Consider the set $X=\left\{(x_n)_{n\in\mathbb{N}}\mid x_n\in\{0,1\},\forall n\in\mathbb{N}\wedge x_n=1\text{ for at most finitely many $n$}\right\}$ Then what can we say about the cardinality of $X$ (countable or uncountable)?
My try: I've taken an arbitrary $A=\{s_1,s_2,\ldots,s_n,\ldots\}\subseteq X$ which is countable.
Arrange the sets \begin{align}Y_0&=\{(s_k)_{k\in\mathbb{N}}\mid s_k\text{ contains no }1's\}\\ Y_1&=\{(s_k)_{k\in\mathbb{N}}\mid s_k\text{ contains exactly one }1's\}\\\vdots \\ Y_m&=\{(s_k)_{k\in\mathbb{N}}\mid s_k\text{ contains exactly $m$ 1's}\}\\\end{align}
This process must stop for some $m\in\mathbb N$ because each sequence of $X$ contains at most finitely many $1.$
Clearly $A=\bigcup_{i=0}^mY_i$
So if we consider the set $S=\{(x_n)_{n\in\mathbb{N}}\mid x_n\in\{0,1\}\;\forall n\in\mathbb N\text{ and $x_n=1$ for $(m+1)$ values of $n$} \}$
Then $S\not\in A.$ $A$ was an arbitrary countable subset of $X$ and we've shown that $A$ is a proper subset of $X$. Thus any countable subset of $X$ is a proper subset of $X$.
If $X$ is countable then according to the proof, $X$ being a countable subset of $X$, is a proper subset of $X$, a contradiction. Hence $X$ must be uncountable.
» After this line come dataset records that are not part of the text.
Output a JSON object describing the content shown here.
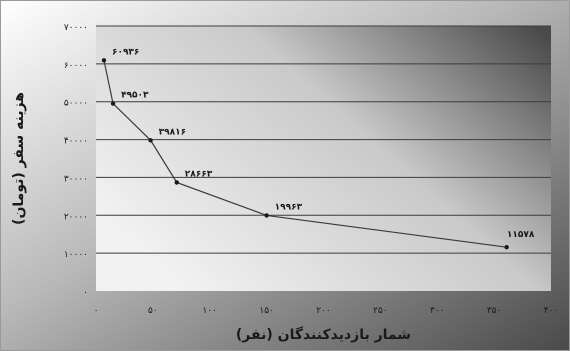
{
  "chart_data": {
    "type": "line",
    "title": "",
    "xlabel": "شمار بازدیدکنندگان (نفر)",
    "ylabel": "هزینه سفر (تومان)",
    "xlim": [
      0,
      400
    ],
    "ylim": [
      0,
      70000
    ],
    "x_ticks": [
      0,
      50,
      100,
      150,
      200,
      250,
      300,
      350,
      400
    ],
    "x_tick_labels": [
      "۰",
      "۵۰",
      "۱۰۰",
      "۱۵۰",
      "۲۰۰",
      "۲۵۰",
      "۳۰۰",
      "۳۵۰",
      "۴۰۰"
    ],
    "y_ticks": [
      0,
      10000,
      20000,
      30000,
      40000,
      50000,
      60000,
      70000
    ],
    "y_tick_labels": [
      "۰",
      "۱۰۰۰۰",
      "۲۰۰۰۰",
      "۳۰۰۰۰",
      "۴۰۰۰۰",
      "۵۰۰۰۰",
      "۶۰۰۰۰",
      "۷۰۰۰۰"
    ],
    "grid": "horizontal",
    "series": [
      {
        "x": [
          7,
          15,
          48,
          71,
          150,
          361
        ],
        "y": [
          60936,
          49503,
          39816,
          28663,
          19963,
          11578
        ],
        "point_labels": [
          "۶۰۹۳۶",
          "۴۹۵۰۳",
          "۳۹۸۱۶",
          "۲۸۶۶۳",
          "۱۹۹۶۳",
          "۱۱۵۷۸"
        ]
      }
    ],
    "colors": {
      "line": "#3a3a3a",
      "gridline": "#3c3c3c",
      "text": "#1a1a1a",
      "panel_dark": "#4a4a4a",
      "panel_light": "#f2f2f2"
    }
  }
}
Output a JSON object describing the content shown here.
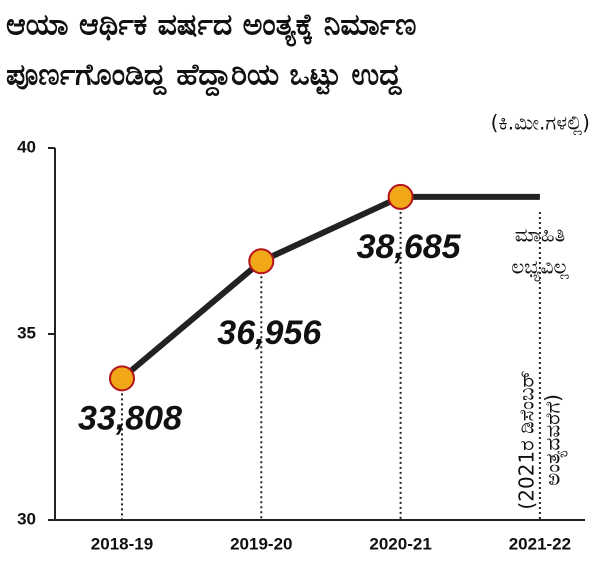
{
  "chart_data": {
    "type": "line",
    "title": [
      "ಆಯಾ ಆರ್ಥಿಕ ವರ್ಷದ ಅಂತ್ಯಕ್ಕೆ ನಿರ್ಮಾಣ",
      "ಪೂರ್ಣಗೊಂಡಿದ್ದ ಹೆದ್ದಾರಿಯ ಒಟ್ಟು ಉದ್ದ"
    ],
    "unit_label": "(ಕಿ.ಮೀ.ಗಳಲ್ಲಿ)",
    "categories": [
      "2018-19",
      "2019-20",
      "2020-21",
      "2021-22"
    ],
    "series": [
      {
        "name": "ಹೆದ್ದಾರಿ ಉದ್ದ",
        "color": "#222222",
        "marker_color": "#f0a818",
        "values": [
          33.808,
          36.956,
          38.685,
          null
        ],
        "value_labels": [
          "33,808",
          "36,956",
          "38,685",
          null
        ]
      }
    ],
    "ylim": [
      30,
      40
    ],
    "yticks": [
      30,
      35,
      40
    ],
    "annotations": {
      "not_available": [
        "ಮಾಹಿತಿ",
        "ಲಭ್ಯವಿಲ್ಲ"
      ],
      "note": [
        "(2021ರ ಡಿಸೆಂಬರ್",
        "ಅಂತ್ಯದವರೆಗೆ)"
      ]
    }
  }
}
$\mathcal{P}_{fin}(\mathbb{N})$ (i.e. the collection of the finite subsets of $\mathbb{N}$) is countable. Clearly $\mathbb{N},\mathbb{N}^{(2)},\mathbb{N}^{(3)},\ldots$ are countable, so each element of $\mathcal{P}_{fin}(\mathbb{N})$ can be identified with a couple of natural numbers: the first natural number is the number $k$ of elements of such subset and the second number is the index of such subset among the elements of $\mathbb{N}^{(k)}$. It follows that $$ \left|\mathcal{P}_{fin}(\mathbb{N})\right| = \left|\mathbb{N}\times\mathbb{N}\right|=|\mathbb{N}|=\aleph_0.$$